Loop diuretics, such as furosemide, act more vigorously than thiazide diuretics. (Loop refers to the structures in the kidneys on which these specific diuretic medications act.) Loop diuretics promote more water loss than thiazide diuretics but they also deplete more potassium from the body.

To remove excess water from the body while retaining its store of potassium, manufacturers developed potassium-sparing diuretics. Medications such as amiloride, spironolactone, and triamterene are effective in treating potassium loss, heart failure, and high blood pressure. Potassium-sparing diuretics are combined with thiazide diuretics in combination medications such as amiloride and hydrochlorothiazide combination, spironolactone and hydrochlorothiazide combination, and triamterene and hydrochlorothiazide combination. Such blends of drugs enhance the antihypertensive effect and reduce potassium loss.

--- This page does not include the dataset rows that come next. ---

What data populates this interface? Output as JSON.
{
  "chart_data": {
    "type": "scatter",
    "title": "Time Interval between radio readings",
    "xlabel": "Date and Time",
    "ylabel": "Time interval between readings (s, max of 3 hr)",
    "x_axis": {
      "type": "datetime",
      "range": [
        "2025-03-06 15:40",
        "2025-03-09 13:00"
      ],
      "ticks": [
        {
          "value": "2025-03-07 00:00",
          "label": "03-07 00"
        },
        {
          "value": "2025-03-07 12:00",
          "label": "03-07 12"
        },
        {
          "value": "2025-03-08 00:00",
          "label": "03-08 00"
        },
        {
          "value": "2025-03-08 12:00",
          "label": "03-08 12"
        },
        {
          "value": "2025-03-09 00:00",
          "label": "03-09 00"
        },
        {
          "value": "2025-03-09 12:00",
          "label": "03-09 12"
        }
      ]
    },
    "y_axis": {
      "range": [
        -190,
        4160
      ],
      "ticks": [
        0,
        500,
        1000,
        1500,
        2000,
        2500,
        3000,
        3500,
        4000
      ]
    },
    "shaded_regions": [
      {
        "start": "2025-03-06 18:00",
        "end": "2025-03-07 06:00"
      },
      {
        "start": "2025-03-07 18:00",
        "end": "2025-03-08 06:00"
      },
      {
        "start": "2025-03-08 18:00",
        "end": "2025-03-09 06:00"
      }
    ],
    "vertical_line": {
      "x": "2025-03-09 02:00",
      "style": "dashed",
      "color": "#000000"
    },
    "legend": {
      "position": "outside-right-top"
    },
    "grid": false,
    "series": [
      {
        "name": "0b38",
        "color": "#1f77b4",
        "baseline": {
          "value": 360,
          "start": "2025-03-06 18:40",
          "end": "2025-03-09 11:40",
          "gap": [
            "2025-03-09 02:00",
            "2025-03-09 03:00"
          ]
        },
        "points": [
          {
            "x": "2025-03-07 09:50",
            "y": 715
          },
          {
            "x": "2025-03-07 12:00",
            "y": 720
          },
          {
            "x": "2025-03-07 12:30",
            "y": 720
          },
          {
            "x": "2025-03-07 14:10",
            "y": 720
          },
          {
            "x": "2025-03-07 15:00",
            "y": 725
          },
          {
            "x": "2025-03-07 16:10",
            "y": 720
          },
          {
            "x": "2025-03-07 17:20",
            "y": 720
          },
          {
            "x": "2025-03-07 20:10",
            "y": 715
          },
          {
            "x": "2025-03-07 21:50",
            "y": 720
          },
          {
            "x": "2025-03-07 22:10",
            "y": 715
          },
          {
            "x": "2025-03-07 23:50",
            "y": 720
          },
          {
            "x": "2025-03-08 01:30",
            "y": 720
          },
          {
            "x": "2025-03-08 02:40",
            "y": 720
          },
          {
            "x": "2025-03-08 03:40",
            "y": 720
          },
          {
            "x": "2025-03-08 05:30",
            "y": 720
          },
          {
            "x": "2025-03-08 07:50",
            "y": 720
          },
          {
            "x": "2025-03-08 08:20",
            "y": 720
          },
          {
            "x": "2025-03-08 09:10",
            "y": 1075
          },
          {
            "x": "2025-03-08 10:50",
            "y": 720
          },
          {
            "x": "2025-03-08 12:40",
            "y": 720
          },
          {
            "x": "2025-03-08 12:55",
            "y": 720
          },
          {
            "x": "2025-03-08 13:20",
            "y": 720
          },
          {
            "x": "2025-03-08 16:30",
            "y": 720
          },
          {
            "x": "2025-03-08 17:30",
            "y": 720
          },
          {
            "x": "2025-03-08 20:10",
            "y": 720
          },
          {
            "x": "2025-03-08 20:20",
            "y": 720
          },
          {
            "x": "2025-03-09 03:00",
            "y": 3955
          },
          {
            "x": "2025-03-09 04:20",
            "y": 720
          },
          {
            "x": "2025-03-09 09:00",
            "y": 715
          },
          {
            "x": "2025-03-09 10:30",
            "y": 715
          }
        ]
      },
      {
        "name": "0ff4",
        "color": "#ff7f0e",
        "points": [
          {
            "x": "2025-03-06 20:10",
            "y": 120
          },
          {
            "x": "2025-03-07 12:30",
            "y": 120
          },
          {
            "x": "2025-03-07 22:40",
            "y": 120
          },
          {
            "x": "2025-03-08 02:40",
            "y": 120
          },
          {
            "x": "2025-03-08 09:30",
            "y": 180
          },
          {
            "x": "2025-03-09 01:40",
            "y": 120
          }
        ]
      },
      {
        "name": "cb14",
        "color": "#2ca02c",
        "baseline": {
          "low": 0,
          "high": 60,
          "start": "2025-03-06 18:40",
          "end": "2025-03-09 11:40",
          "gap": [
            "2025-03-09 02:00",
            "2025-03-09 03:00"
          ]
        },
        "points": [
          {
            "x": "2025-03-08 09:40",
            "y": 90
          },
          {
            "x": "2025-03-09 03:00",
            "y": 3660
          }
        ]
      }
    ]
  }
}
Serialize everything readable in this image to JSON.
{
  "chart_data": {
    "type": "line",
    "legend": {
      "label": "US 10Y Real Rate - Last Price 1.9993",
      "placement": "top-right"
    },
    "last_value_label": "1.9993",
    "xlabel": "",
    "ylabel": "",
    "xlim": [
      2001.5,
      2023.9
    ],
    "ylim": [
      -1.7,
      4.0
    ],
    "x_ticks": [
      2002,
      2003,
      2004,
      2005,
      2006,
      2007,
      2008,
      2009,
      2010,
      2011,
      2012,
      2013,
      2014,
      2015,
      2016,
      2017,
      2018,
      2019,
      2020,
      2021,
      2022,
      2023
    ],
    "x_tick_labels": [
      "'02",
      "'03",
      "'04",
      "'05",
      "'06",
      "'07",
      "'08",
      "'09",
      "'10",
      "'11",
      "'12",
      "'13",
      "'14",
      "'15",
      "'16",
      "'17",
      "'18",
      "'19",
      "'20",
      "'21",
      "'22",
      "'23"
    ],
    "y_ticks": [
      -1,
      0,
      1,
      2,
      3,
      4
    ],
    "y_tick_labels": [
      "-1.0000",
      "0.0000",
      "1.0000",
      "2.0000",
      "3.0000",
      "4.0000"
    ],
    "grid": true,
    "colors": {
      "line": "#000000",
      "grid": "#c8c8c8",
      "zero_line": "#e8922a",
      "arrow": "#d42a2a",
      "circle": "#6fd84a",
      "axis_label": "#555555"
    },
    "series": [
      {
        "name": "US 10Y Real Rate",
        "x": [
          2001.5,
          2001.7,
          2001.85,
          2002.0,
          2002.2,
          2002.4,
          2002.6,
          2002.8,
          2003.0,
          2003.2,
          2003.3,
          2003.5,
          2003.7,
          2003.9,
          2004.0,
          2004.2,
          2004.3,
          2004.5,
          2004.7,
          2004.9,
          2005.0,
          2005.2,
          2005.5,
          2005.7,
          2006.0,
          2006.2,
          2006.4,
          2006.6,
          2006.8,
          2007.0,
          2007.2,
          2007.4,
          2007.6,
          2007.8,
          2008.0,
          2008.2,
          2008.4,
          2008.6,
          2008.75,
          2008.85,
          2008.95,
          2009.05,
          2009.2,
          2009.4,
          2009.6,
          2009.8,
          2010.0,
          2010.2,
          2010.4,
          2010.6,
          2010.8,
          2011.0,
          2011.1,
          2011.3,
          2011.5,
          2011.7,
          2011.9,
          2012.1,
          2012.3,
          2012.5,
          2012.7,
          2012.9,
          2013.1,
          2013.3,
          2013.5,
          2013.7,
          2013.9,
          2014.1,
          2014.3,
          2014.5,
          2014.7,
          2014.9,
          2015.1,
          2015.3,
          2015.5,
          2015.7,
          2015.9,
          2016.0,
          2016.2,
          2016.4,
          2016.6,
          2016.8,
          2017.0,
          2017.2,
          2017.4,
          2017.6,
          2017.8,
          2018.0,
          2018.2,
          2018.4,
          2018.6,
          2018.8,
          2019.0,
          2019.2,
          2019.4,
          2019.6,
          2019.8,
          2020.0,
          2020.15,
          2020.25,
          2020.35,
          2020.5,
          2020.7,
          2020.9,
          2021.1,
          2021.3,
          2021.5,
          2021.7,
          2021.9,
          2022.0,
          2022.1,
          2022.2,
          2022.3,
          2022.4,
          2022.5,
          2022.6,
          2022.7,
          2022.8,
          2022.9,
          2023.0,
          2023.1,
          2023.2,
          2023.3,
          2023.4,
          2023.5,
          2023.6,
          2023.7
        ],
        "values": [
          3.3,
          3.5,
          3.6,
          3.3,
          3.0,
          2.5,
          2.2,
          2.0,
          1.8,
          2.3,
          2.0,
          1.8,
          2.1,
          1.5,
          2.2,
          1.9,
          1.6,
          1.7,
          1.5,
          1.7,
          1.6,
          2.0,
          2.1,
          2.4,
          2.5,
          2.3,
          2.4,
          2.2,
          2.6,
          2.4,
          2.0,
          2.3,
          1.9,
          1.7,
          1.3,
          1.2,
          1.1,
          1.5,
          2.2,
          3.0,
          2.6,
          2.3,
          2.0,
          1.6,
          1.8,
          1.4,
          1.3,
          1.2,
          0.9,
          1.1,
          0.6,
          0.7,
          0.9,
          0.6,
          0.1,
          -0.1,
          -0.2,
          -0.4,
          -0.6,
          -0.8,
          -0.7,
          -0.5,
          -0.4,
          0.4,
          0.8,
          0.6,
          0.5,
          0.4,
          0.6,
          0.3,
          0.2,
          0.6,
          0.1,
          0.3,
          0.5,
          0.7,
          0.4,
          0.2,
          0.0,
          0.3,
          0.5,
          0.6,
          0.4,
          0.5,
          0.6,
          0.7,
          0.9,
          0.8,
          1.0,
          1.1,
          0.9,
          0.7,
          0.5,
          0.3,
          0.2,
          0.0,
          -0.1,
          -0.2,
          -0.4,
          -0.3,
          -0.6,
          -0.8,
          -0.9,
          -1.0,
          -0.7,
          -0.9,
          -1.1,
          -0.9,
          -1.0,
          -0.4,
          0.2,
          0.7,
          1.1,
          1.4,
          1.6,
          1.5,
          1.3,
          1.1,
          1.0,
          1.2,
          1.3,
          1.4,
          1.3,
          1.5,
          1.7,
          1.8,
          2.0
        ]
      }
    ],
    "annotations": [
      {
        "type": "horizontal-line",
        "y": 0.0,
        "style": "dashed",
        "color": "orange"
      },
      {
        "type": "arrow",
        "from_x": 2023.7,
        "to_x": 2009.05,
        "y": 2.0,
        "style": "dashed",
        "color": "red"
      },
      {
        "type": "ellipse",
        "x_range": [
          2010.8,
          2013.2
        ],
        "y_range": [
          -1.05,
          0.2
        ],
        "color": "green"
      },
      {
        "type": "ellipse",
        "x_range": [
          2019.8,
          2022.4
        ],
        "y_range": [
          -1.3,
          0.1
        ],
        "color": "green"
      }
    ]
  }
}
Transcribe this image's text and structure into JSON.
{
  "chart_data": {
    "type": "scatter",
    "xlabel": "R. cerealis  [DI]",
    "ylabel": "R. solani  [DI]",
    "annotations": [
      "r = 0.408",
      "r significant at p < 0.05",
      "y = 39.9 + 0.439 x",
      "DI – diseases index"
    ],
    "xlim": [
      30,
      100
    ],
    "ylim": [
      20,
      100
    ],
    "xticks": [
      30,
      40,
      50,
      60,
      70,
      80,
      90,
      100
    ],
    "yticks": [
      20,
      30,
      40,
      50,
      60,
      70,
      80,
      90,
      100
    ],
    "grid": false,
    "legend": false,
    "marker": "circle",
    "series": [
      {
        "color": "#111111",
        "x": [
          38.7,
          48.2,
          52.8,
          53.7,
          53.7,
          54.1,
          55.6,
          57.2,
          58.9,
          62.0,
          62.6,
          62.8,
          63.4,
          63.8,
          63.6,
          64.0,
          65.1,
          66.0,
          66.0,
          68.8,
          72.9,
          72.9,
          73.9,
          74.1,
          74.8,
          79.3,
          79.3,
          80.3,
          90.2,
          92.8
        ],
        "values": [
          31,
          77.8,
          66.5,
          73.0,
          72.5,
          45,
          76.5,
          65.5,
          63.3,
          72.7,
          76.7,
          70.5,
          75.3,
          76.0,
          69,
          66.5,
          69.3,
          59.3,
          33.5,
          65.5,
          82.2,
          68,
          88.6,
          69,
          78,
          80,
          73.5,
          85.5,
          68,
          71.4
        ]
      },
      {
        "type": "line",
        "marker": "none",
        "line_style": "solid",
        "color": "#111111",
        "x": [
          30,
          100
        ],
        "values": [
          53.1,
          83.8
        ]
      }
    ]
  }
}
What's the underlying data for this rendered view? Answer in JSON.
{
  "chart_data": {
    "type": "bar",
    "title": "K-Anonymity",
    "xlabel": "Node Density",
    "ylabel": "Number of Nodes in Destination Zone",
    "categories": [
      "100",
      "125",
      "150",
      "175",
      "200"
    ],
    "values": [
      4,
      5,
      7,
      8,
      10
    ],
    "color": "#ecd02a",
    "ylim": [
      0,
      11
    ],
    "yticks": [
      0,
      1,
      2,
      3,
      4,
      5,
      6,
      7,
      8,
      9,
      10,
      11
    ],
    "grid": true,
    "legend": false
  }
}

Vasodilating medications cause the blood vessels to dilate, or widen. Some of the antihypertensive medications, such as hydralazine and prazosin, lower blood pressure by dilating the arteries or veins. Other vasodilating medicines are used in the treatment of stroke and diseases that are characterized by poor blood circulation. Ergoloid mesylates, for example, are used to reduce the symptoms of senility by increasing the flow of oxygen-rich blood to the brain.